Exploiting non-conserved residues to improve activity and stability of Halothermothrix orenii ß-glucosidase.

ß-glucosidase (EC 3.2.1.21; BG) cleaves ß-glucosidic linkages in disaccharide or glucose-substituted molecules. In an effort towards designing better BGs, we focused on the role of non-conserved residues across an otherwise homologous BG active site tunnel and designed mutants across the aglycone-binding site (V169C) and the gatekeeper residues (I246A) of the active site tunnel. We expressed in Escherichia coli, the Hore_15280 gene encoding a ß-glucosidase (BG) in Halothermothrix orenii.

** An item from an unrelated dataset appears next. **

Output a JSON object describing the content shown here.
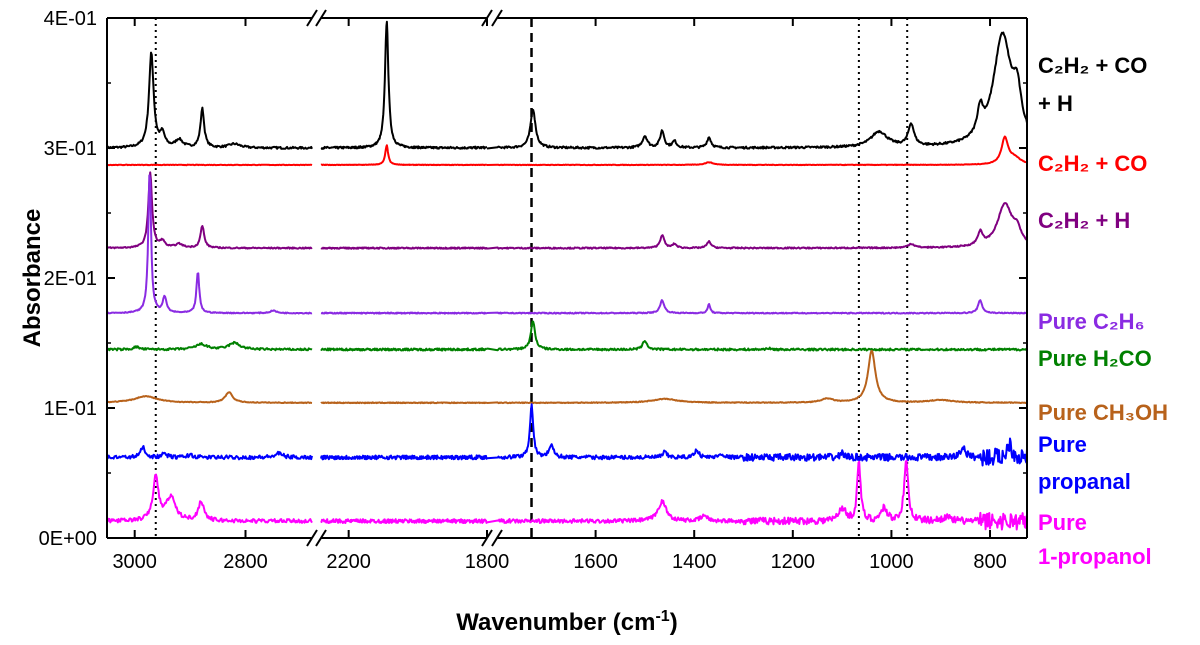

The overexpressed and purified wild-type (B8CYA8) has a high specific activity of 345 µmol/min/mg on pNPGlc and a half-life of 1.13 h when assayed with pNPGlc at pH 7.1 and 70 °C. The specific activities of V169C and I246A were 1.7 and 1.2 times higher than that of wild-type (WT) enzyme with the model substrate pNPGlc, while the activity on the natural substrate cellobiose was slightly higher to the WT. The two mutants were kinetically stable with 4.4- to 11-fold longer half-life compared to the WT enzyme. When the two mutations were combined to generate the V169C/I246A mutant, the specific activity increased to nearly twofold higher than WT on both substrates and the half-life increased fivefold. The two single mutants also show enhanced saccharification of insoluble natural biomass on supplementation of Trichoderma viride cellulase cocktail. These enhanced properties suggest the need for a closer look at the active site tunnel of these enzymes, especially across residues that are not conserved towards improving catalytic efficiencies.